On Wednesday I visited Tulkarim (طُولكَرِم), a governate in the north of the West Bank on the border with Israel. Part of Tulkarim was annexed in the 1948 war and so now the Arab residents in that area are Israeli citizens, while the rest live on land occupied since 1967. The land in Tulkarim is highly sought after as it is known for its rich water resources, and so the negotiations around land ownership in this area have been some of the most difficult of all. Under the Oslo Accords, this land was supposed to be returned to the Palestinians a decade ago, but this agreement was never fulfilled. Today, those living in Tulkarim, as in the rest of the territories occupied since 1967, are officially classed as “residents” by the Israeli government but not owners of the land, despite the fact that they have owned their homes for generations.
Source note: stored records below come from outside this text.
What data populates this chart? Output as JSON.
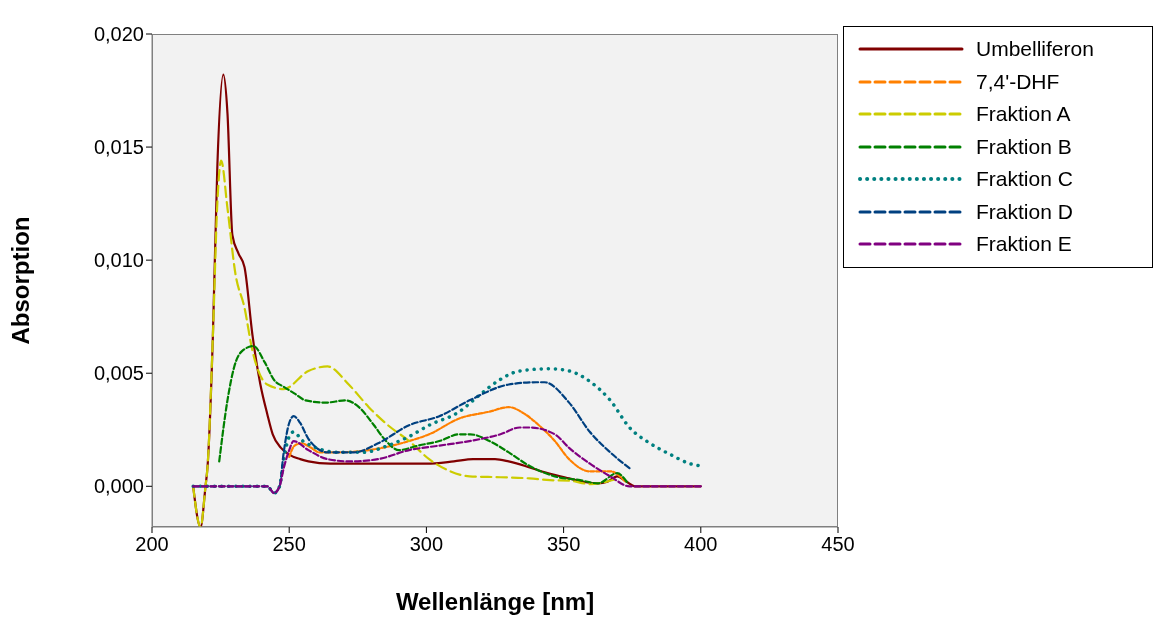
{
  "chart_data": {
    "type": "line",
    "xlabel": "Wellenlänge [nm]",
    "ylabel": "Absorption",
    "xlim": [
      200,
      450
    ],
    "xticks": [
      200,
      250,
      300,
      350,
      400,
      450
    ],
    "ylim": [
      -0.0018,
      0.02
    ],
    "yticks": [
      {
        "value": 0,
        "label": "0,000"
      },
      {
        "value": 0.005,
        "label": "0,005"
      },
      {
        "value": 0.01,
        "label": "0,010"
      },
      {
        "value": 0.015,
        "label": "0,015"
      },
      {
        "value": 0.02,
        "label": "0,020"
      }
    ],
    "grid": false,
    "legend": "right",
    "marker": "none",
    "series": [
      {
        "name": "Umbelliferon",
        "color": "#800000",
        "line_style": "solid",
        "x": [
          215,
          217.7,
          219.5,
          220.2,
          222.2,
          223.8,
          226,
          227.5,
          229.3,
          231.5,
          233.7,
          236.6,
          239.5,
          242,
          244,
          247,
          250,
          254,
          257,
          265,
          280,
          300,
          310,
          317,
          325,
          330,
          336,
          341,
          347,
          352,
          357,
          362.5,
          366,
          369.5,
          373,
          376,
          380,
          400
        ],
        "values": [
          0,
          -0.0018,
          0,
          0.0008,
          0.0067,
          0.0141,
          0.0182,
          0.0165,
          0.0111,
          0.0103,
          0.0097,
          0.0067,
          0.0045,
          0.0032,
          0.0023,
          0.0017,
          0.0014,
          0.0012,
          0.0011,
          0.001,
          0.001,
          0.001,
          0.0011,
          0.0012,
          0.0012,
          0.0011,
          0.0009,
          0.0007,
          0.0005,
          0.00035,
          0.0002,
          0.00013,
          0.0002,
          0.00044,
          0.0002,
          0,
          0,
          0
        ]
      },
      {
        "name": "7,4'-DHF",
        "color": "#ff8000",
        "line_style": "dashed",
        "x": [
          250,
          252,
          254.5,
          258,
          261,
          268,
          279,
          293.7,
          301,
          312,
          323,
          330,
          335.8,
          341,
          346.8,
          352,
          359.6,
          367,
          372.4
        ],
        "values": [
          0.0013,
          0.0018,
          0.0019,
          0.0017,
          0.0015,
          0.0015,
          0.0016,
          0.002,
          0.0023,
          0.003,
          0.0033,
          0.0035,
          0.0032,
          0.0027,
          0.002,
          0.0012,
          0.00066,
          0.00066,
          0.00022
        ]
      },
      {
        "name": "Fraktion A",
        "color": "#cccc00",
        "line_style": "dashed",
        "x": [
          215,
          217.7,
          219.5,
          220.2,
          222.2,
          223.8,
          225.2,
          227.5,
          230.4,
          233.7,
          236.6,
          242,
          248,
          257,
          264,
          271.7,
          279,
          286,
          293.7,
          301,
          308,
          315.7,
          327,
          337.6,
          345,
          352,
          359.6,
          368.7
        ],
        "values": [
          0,
          -0.0018,
          0,
          0.0008,
          0.0067,
          0.0125,
          0.0144,
          0.0123,
          0.0094,
          0.0079,
          0.006,
          0.0045,
          0.0043,
          0.0051,
          0.0053,
          0.0045,
          0.0035,
          0.0027,
          0.002,
          0.0012,
          0.0007,
          0.00044,
          0.0004,
          0.00035,
          0.00027,
          0.00025,
          0.0001,
          0.0003
        ]
      },
      {
        "name": "Fraktion B",
        "color": "#008000",
        "line_style": "dashed",
        "x": [
          224.5,
          227.5,
          230,
          233,
          237,
          241,
          244.5,
          248,
          252,
          256,
          263.3,
          270.6,
          275.4,
          280.9,
          284.6,
          290,
          297,
          304.7,
          312,
          316,
          323,
          330,
          337.6,
          346.8,
          356,
          362.5,
          369.5,
          373
        ],
        "values": [
          0.0011,
          0.0038,
          0.0053,
          0.006,
          0.0062,
          0.0055,
          0.0047,
          0.0044,
          0.0041,
          0.0038,
          0.0037,
          0.0038,
          0.0035,
          0.0027,
          0.0021,
          0.0016,
          0.0018,
          0.002,
          0.0023,
          0.0023,
          0.002,
          0.0015,
          0.0009,
          0.00044,
          0.00027,
          0.00013,
          0.00058,
          0.0002
        ]
      },
      {
        "name": "Fraktion C",
        "color": "#008080",
        "line_style": "dotted",
        "x": [
          215,
          235,
          242,
          244.5,
          246.5,
          248,
          250,
          251.5,
          255,
          258,
          268,
          277,
          286,
          293.7,
          301,
          312,
          319,
          326.6,
          334,
          345,
          352,
          360,
          367,
          374,
          381.5,
          389,
          396,
          400
        ],
        "values": [
          0,
          0,
          0,
          -0.0003,
          0,
          0.0012,
          0.0022,
          0.0024,
          0.002,
          0.0018,
          0.0015,
          0.0015,
          0.0018,
          0.0022,
          0.0027,
          0.0033,
          0.004,
          0.0047,
          0.0051,
          0.0052,
          0.0051,
          0.0046,
          0.0038,
          0.0026,
          0.0019,
          0.0014,
          0.001,
          0.0009
        ]
      },
      {
        "name": "Fraktion D",
        "color": "#004080",
        "line_style": "dashed",
        "x": [
          215,
          235,
          242,
          244.5,
          246.5,
          248,
          250,
          251.6,
          254,
          257,
          264,
          273.6,
          282.4,
          293.7,
          304.7,
          315.7,
          330,
          340,
          343,
          352,
          359.6,
          367,
          374
        ],
        "values": [
          0,
          0,
          0,
          -0.0003,
          0,
          0.0015,
          0.0028,
          0.0031,
          0.0028,
          0.0021,
          0.0015,
          0.0015,
          0.0019,
          0.0027,
          0.0031,
          0.0038,
          0.0045,
          0.0046,
          0.0046,
          0.0037,
          0.0024,
          0.0015,
          0.0008
        ]
      },
      {
        "name": "Fraktion E",
        "color": "#800080",
        "line_style": "dashed",
        "x": [
          215,
          235,
          242,
          244.5,
          246.5,
          248,
          250,
          251.6,
          257,
          264,
          272,
          282.4,
          293.7,
          304.7,
          315.7,
          327,
          334,
          337.6,
          346.8,
          352,
          359.6,
          367,
          374,
          400
        ],
        "values": [
          0,
          0,
          0,
          -0.0003,
          0,
          0.0008,
          0.0016,
          0.002,
          0.0016,
          0.0012,
          0.0011,
          0.0012,
          0.0016,
          0.0018,
          0.002,
          0.0023,
          0.0026,
          0.0026,
          0.0023,
          0.0017,
          0.001,
          0.00044,
          0,
          0
        ]
      }
    ]
  }
}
Now the infamous ‘separation wall’ has been erected since 2000, even more Palestinian land in Tulkarim is inaccessible, such that no one is able to visit their family, friends or places of work on the other side. The wall does not run along the border established in 1949, but right through the middle of the villages of Tulkarim. Local women told me that two hundred shops were destroyed in order to build the wall, as well as many homes, and farmers have been separated from their land, leaving the economy in tatters. I was told the story of a bride whose new marital home was demolished on her wedding day. She insisted on going into her home to see the rooms before they were destroyed, and the women of the village had to drag her away so that she wasn’t hurt. Many people in Tulkarim have luxurious homes, but since the wall was erected have had extreme difficult finding the money to feed themselves. Other homes which are close the wall were forcibly overtaken by the Israeli Defence Forces for use as watch towers to monitor activity around the wall, and as we visited these places my Palestinian companions were acutely aware of being watched. Another young woman explained that she had been in high school before the wall was erected, but was forced to quit because she could no longer get there every day. Instead of completing her education she married early; a widespread problem among Palestinian girls whose life chances are severely limited by the immobility imposed by the occupation. She told us how she was afraid to make any improvements to her home because it was continually threatened with demolition. Many of the women in Tulkarim have husbands who work on the other side of the green line, who fear coming back home in case they are not allowed back across the line and cannot return to work, making them unable to provide for their families. For this reason many women live and raise their children alone.
As I listened to these women’s stories, I could see them searching my face for a reaction: surprise, shock, dismay. I have to say, as terrible as these stories are, I am no longer shocked by them. I feel anguish, yes, but not shock. If you are looking for a ‘news’ story here, you will not find one; thousands of stories like these from Palestinians under occupation have been filtering out to the rest of the world for years. No one who pays attention to the news media in Britain can be unaware of what is happening here. Why, then, is so little being done? We often talk about ‘war fatigue’, the idea that the more we hear about the suffering of others the less we can bring ourselves to care. I have often heard people say “I don’t watch the news, it’s too depressing,” which suggests that they have not ceased to be emotionally affected by it, but that empathy is uncomfortable for us – our response is avoidance rather than action. What would it take, I wonder, to change that?